For many years I’ve lead a double life,
Secretly, and illegally, supporting more than just one wife.
In England I have Sheila, she’s dependable and mild
But in Switzerland I’ve Lola, who’s exciting, young and wild.
I work at CERN, a scientist on the Large Hadron Collider.
But, I do my best to make each feel there’s nothing that’s denied her.
Like a helium atom, I’ve two electrons spinning ‘round my nucleus,
In life I think the Standard Model is something rather dubious.
The moral objection seems purely theoretical,
It may be a crime, but I don’t think it’s so heretical.
I love them both, in different ways, and I’m sure that they’re not harmed,
Like a quark, I can be up, down, bottom, top and definitely charmed.
My relationships don’t conform to Newtonian Mechanics,
What should be interpersonal, is more fun with group dynamics.
Sheila’s my Magnetic Monopole, predictable and stable,
Maintaining domesticity, she’s dull but competently able.
But Lola gets my particles accelerating, she’s mysterious Dark Matter,
I was drawn to her Graviton and Electromagnetism chatter.

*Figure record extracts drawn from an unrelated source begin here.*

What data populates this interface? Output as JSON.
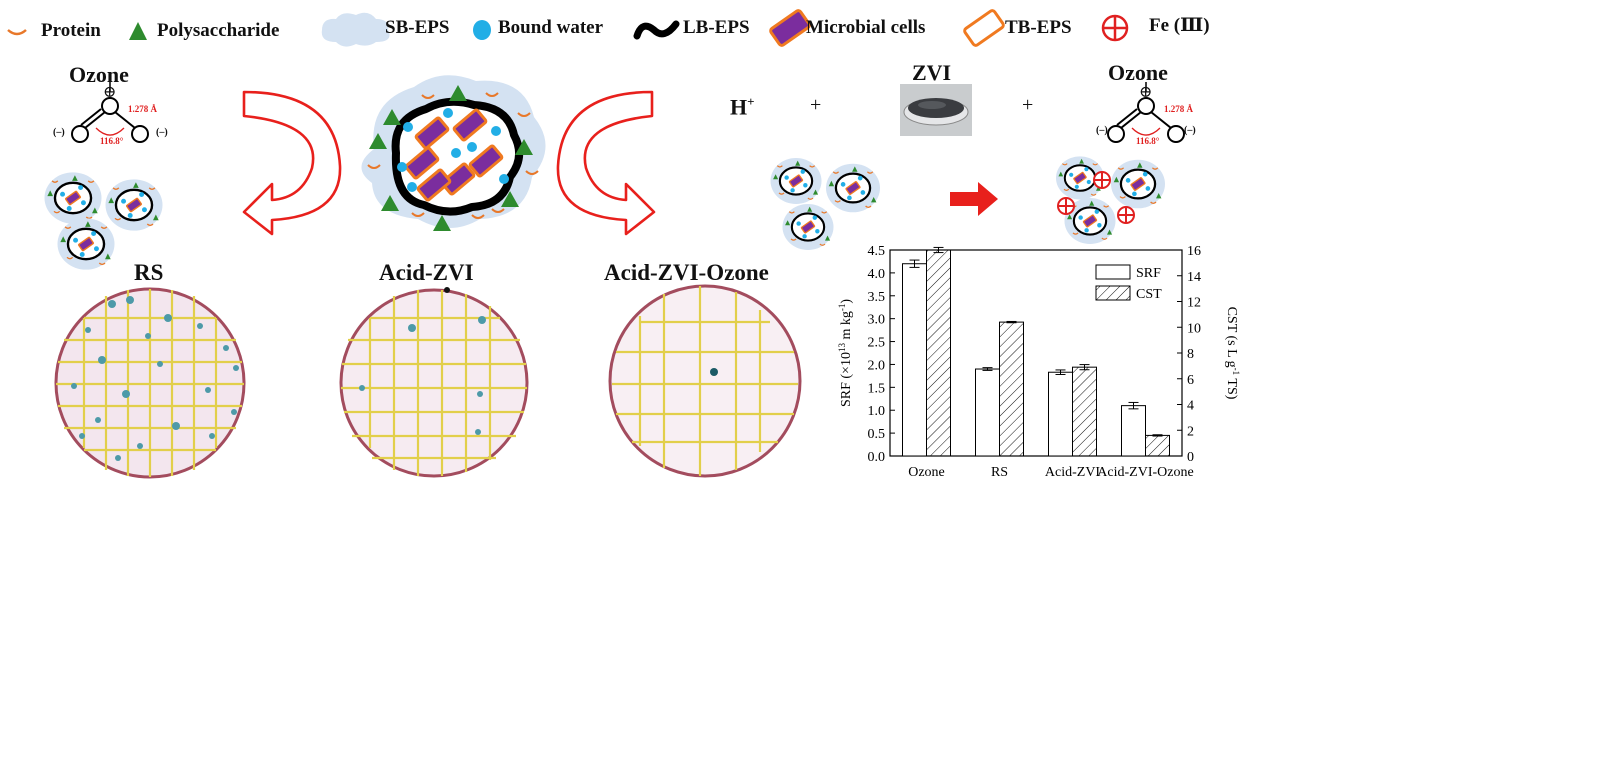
{
  "legend": {
    "protein": "Protein",
    "polysaccharide": "Polysaccharide",
    "sb_eps": "SB-EPS",
    "bound_water": "Bound water",
    "lb_eps": "LB-EPS",
    "microbial_cells": "Microbial cells",
    "tb_eps": "TB-EPS",
    "fe3": "Fe (Ⅲ)"
  },
  "colors": {
    "protein": "#e8782a",
    "polysaccharide": "#2e8b2e",
    "sb_eps": "#d4e2f2",
    "bound_water": "#22aee6",
    "lb_eps": "#000000",
    "microbial_cells": "#7b2d9e",
    "tb_eps": "#f07a20",
    "fe3": "#e02020",
    "arrow": "#e8201c"
  },
  "molecules": {
    "left_title": "Ozone",
    "right_title": "Ozone",
    "bond_length": "1.278 Å",
    "bond_angle": "116.8°",
    "plus_charge": "⊕",
    "minus_charge": "(–)"
  },
  "reagents": {
    "proton": "H",
    "proton_sup": "+",
    "plus1": "+",
    "zvi": "ZVI",
    "plus2": "+"
  },
  "stages": {
    "rs": "RS",
    "acid_zvi": "Acid-ZVI",
    "acid_zvi_ozone": "Acid-ZVI-Ozone"
  },
  "chart_data": {
    "type": "bar",
    "categories": [
      "Ozone",
      "RS",
      "Acid-ZVI",
      "Acid-ZVI-Ozone"
    ],
    "series": [
      {
        "name": "SRF",
        "axis": "left",
        "pattern": "open",
        "values": [
          4.2,
          1.9,
          1.83,
          1.1
        ],
        "errors": [
          0.08,
          0.03,
          0.05,
          0.07
        ]
      },
      {
        "name": "CST",
        "axis": "right",
        "pattern": "hatched",
        "values": [
          16.0,
          10.4,
          6.9,
          1.6
        ],
        "errors": [
          0.2,
          0.05,
          0.2,
          0.05
        ]
      }
    ],
    "ylabel": "SRF (×10^13 m kg^-1)",
    "ylabel_parts": {
      "a": "SRF (×10",
      "sup1": "13",
      "b": " m kg",
      "sup2": "-1",
      "c": ")"
    },
    "y2label": "CST (s L g^-1 TS)",
    "y2label_parts": {
      "a": "CST (s L g",
      "sup": "-1",
      "b": " TS)"
    },
    "ylim": [
      0,
      4.5
    ],
    "y2lim": [
      0,
      16
    ],
    "yticks": [
      "0.0",
      "0.5",
      "1.0",
      "1.5",
      "2.0",
      "2.5",
      "3.0",
      "3.5",
      "4.0",
      "4.5"
    ],
    "y2ticks": [
      "0",
      "2",
      "4",
      "6",
      "8",
      "10",
      "12",
      "14",
      "16"
    ],
    "legend_position": "top-right",
    "grid": false
  }
}
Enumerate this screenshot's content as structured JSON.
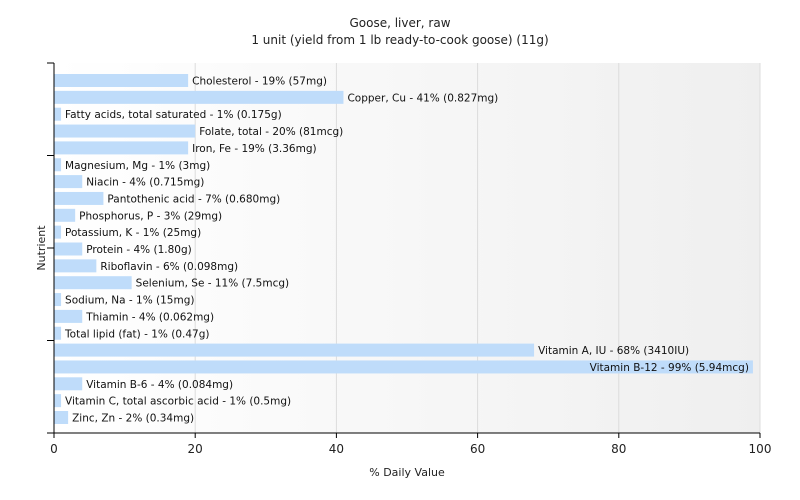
{
  "chart_data": {
    "type": "bar",
    "orientation": "horizontal",
    "title": "Goose, liver, raw",
    "subtitle": "1 unit (yield from 1 lb ready-to-cook goose) (11g)",
    "xlabel": "% Daily Value",
    "ylabel": "Nutrient",
    "xlim": [
      0,
      100
    ],
    "xticks": [
      0,
      20,
      40,
      60,
      80,
      100
    ],
    "grid": true,
    "bar_color": "#bfdcfa",
    "categories": [
      "Cholesterol",
      "Copper, Cu",
      "Fatty acids, total saturated",
      "Folate, total",
      "Iron, Fe",
      "Magnesium, Mg",
      "Niacin",
      "Pantothenic acid",
      "Phosphorus, P",
      "Potassium, K",
      "Protein",
      "Riboflavin",
      "Selenium, Se",
      "Sodium, Na",
      "Thiamin",
      "Total lipid (fat)",
      "Vitamin A, IU",
      "Vitamin B-12",
      "Vitamin B-6",
      "Vitamin C, total ascorbic acid",
      "Zinc, Zn"
    ],
    "values": [
      19,
      41,
      1,
      20,
      19,
      1,
      4,
      7,
      3,
      1,
      4,
      6,
      11,
      1,
      4,
      1,
      68,
      99,
      4,
      1,
      2
    ],
    "labels": [
      "Cholesterol - 19% (57mg)",
      "Copper, Cu - 41% (0.827mg)",
      "Fatty acids, total saturated - 1% (0.175g)",
      "Folate, total - 20% (81mcg)",
      "Iron, Fe - 19% (3.36mg)",
      "Magnesium, Mg - 1% (3mg)",
      "Niacin - 4% (0.715mg)",
      "Pantothenic acid - 7% (0.680mg)",
      "Phosphorus, P - 3% (29mg)",
      "Potassium, K - 1% (25mg)",
      "Protein - 4% (1.80g)",
      "Riboflavin - 6% (0.098mg)",
      "Selenium, Se - 11% (7.5mcg)",
      "Sodium, Na - 1% (15mg)",
      "Thiamin - 4% (0.062mg)",
      "Total lipid (fat) - 1% (0.47g)",
      "Vitamin A, IU - 68% (3410IU)",
      "Vitamin B-12 - 99% (5.94mcg)",
      "Vitamin B-6 - 4% (0.084mg)",
      "Vitamin C, total ascorbic acid - 1% (0.5mg)",
      "Zinc, Zn - 2% (0.34mg)"
    ]
  }
}
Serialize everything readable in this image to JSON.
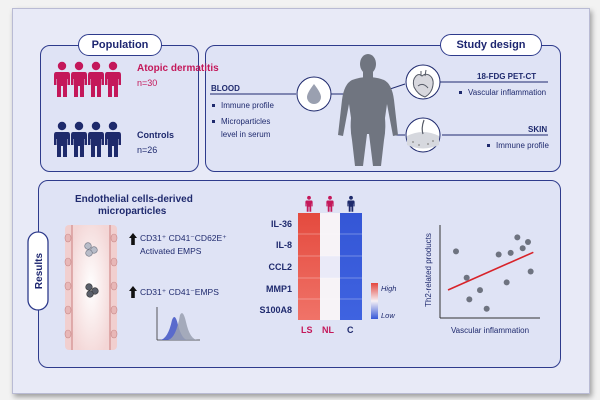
{
  "population": {
    "title": "Population",
    "groups": [
      {
        "name": "Atopic dermatitis",
        "n": "n=30",
        "color": "#c4185a"
      },
      {
        "name": "Controls",
        "n": "n=26",
        "color": "#1e2a6b"
      }
    ]
  },
  "study_design": {
    "title": "Study design",
    "blood": {
      "title": "BLOOD",
      "items": [
        "Immune profile",
        "Microparticles",
        "level in serum"
      ]
    },
    "pet": {
      "title": "18-FDG PET-CT",
      "items": [
        "Vascular inflammation"
      ]
    },
    "skin": {
      "title": "SKIN",
      "items": [
        "Immune profile"
      ]
    }
  },
  "results": {
    "title": "Results",
    "emp_title_1": "Endothelial cells-derived",
    "emp_title_2": "microparticles",
    "emp1_line1": "CD31⁺ CD41⁻CD62E⁺",
    "emp1_line2": "Activated EMPS",
    "emp2": "CD31⁺ CD41⁻EMPS",
    "heatmap": {
      "rows": [
        "IL-36",
        "IL-8",
        "CCL2",
        "MMP1",
        "S100A8"
      ],
      "columns": [
        "LS",
        "NL",
        "C"
      ],
      "legend_high": "High",
      "legend_low": "Low",
      "colors": {
        "high": "#e4463e",
        "low": "#3557d8"
      }
    },
    "scatter": {
      "xlabel": "Vascular inflammation",
      "ylabel": "Th2-related products"
    }
  },
  "chart_data": {
    "type": "scatter",
    "xlabel": "Vascular inflammation",
    "ylabel": "Th2-related products",
    "x": [
      1.2,
      2.0,
      3.5,
      2.2,
      3.0,
      5.0,
      5.3,
      6.2,
      6.8,
      5.8,
      6.6,
      4.4
    ],
    "y": [
      4.3,
      2.6,
      0.6,
      1.2,
      1.8,
      2.3,
      4.2,
      4.5,
      3.0,
      5.2,
      4.9,
      4.1
    ],
    "trend": true
  }
}
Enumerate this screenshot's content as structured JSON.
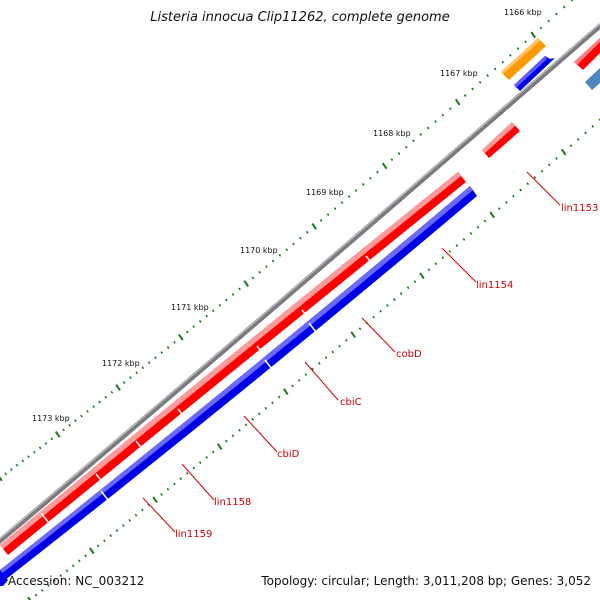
{
  "title": "Listeria innocua Clip11262, complete genome",
  "footer": {
    "accession": "Accession: NC_003212",
    "summary": "Topology: circular; Length: 3,011,208 bp; Genes: 3,052"
  },
  "scale_labels": [
    "1166 kbp",
    "1167 kbp",
    "1168 kbp",
    "1169 kbp",
    "1170 kbp",
    "1171 kbp",
    "1172 kbp",
    "1173 kbp"
  ],
  "gene_labels": [
    "lin1153",
    "lin1154",
    "cobD",
    "cbiC",
    "cbiD",
    "lin1158",
    "lin1159"
  ],
  "colors": {
    "forward_gene": "#ff0000",
    "reverse_gene": "#0000e6",
    "orange_feature": "#ff9900",
    "steelblue_feature": "#4a86c0",
    "backbone": "#7a7a80",
    "tick": "#1a7a1a",
    "label": "#cc0000"
  }
}
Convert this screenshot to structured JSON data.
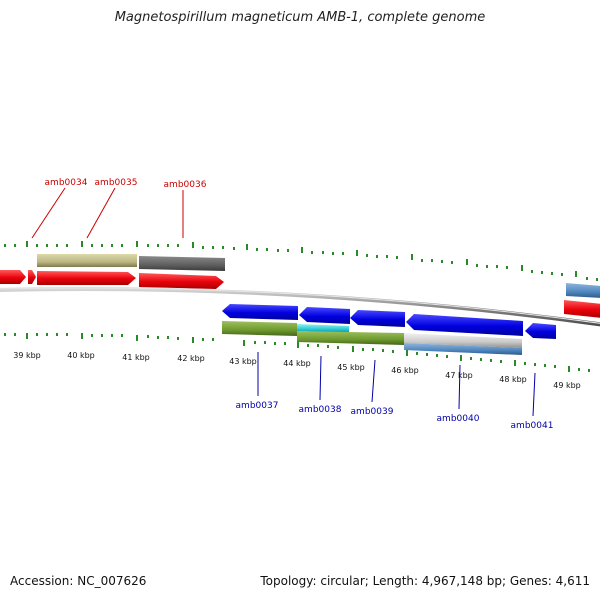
{
  "title": "Magnetospirillum magneticum AMB-1, complete genome",
  "accession": "Accession: NC_007626",
  "topology": "Topology: circular; Length: 4,967,148 bp; Genes: 4,611",
  "colors": {
    "forward_gene": "#e8000b",
    "reverse_gene": "#0000e0",
    "forward_label": "#cc0000",
    "reverse_label": "#0000aa",
    "tick": "#2a8a2a",
    "backbone": "#8a8a8a"
  },
  "scale_labels": [
    "39 kbp",
    "40 kbp",
    "41 kbp",
    "42 kbp",
    "43 kbp",
    "44 kbp",
    "45 kbp",
    "46 kbp",
    "47 kbp",
    "48 kbp",
    "49 kbp"
  ],
  "forward_genes": [
    "amb0034",
    "amb0035",
    "amb0036"
  ],
  "reverse_genes": [
    "amb0037",
    "amb0038",
    "amb0039",
    "amb0040",
    "amb0041"
  ]
}
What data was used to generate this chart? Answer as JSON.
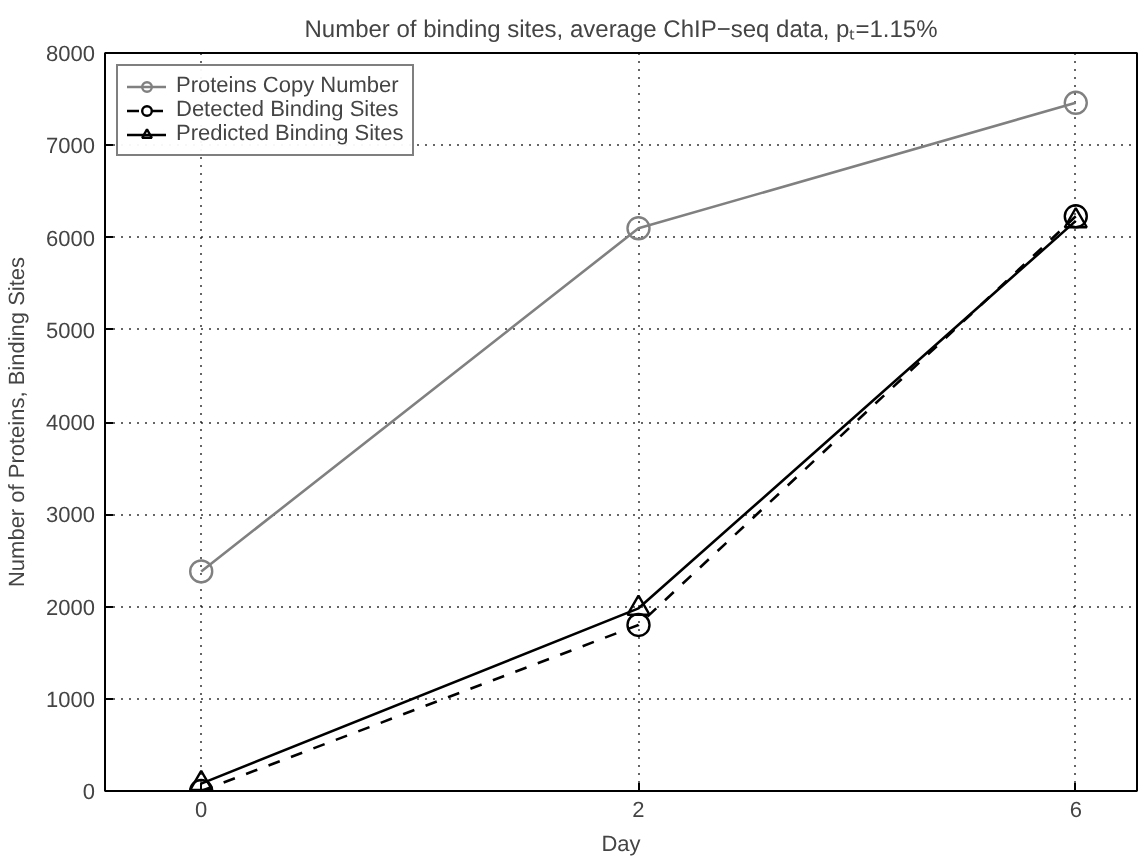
{
  "chart_data": {
    "type": "line",
    "title": "Number of binding sites, average ChIP−seq data, pₜ=1.15%",
    "xlabel": "Day",
    "ylabel": "Number of Proteins, Binding Sites",
    "categories": [
      "0",
      "2",
      "6"
    ],
    "series": [
      {
        "name": "Proteins Copy Number",
        "color": "#808080",
        "values": [
          2380,
          6100,
          7460
        ],
        "marker": "circle",
        "line_style": "solid"
      },
      {
        "name": "Detected Binding Sites",
        "color": "#000000",
        "values": [
          0,
          1800,
          6230
        ],
        "marker": "circle",
        "line_style": "dashed"
      },
      {
        "name": "Predicted Binding Sites",
        "color": "#000000",
        "values": [
          80,
          1980,
          6180
        ],
        "marker": "triangle",
        "line_style": "solid"
      }
    ],
    "ylim": [
      0,
      8000
    ],
    "yticks": [
      0,
      1000,
      2000,
      3000,
      4000,
      5000,
      6000,
      7000,
      8000
    ],
    "grid": true,
    "legend": "top left"
  }
}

Living with Sheila is a warm cosy fire, whereas Lola’s reaction is fission,
Keeping them happy, but always apart is increasingly my life’s main mission.
For if they were to meet and combine in some way,
The result would be combustive it’s easy to say.
Forget Einstein’s predictions on energy release,
This bang would be bigger, I might lose all my teeth.
For I can predict Nature’s cycles and rhythms and turns,
I can explain the sun’s workings and how hydrogen burns.
I can calculate geometry and planetary alignment,
I’m just not so sure what that look in her eyes meant.
I can theorise formulae, and particle phenomenology,
But I can’t tell the right time, to make an apology.
I’m not scared of black holes or other dimensions,
It’s Sheila and Lola that give me apprehensions.
Perhaps now’s the time to rethink my experiment,
I predict a bad ending to this ongoing merriment.
Maybe a new job, painter, mechanic or pianist,
It’s far too tricky, I’ve found, being a bigamist physicist.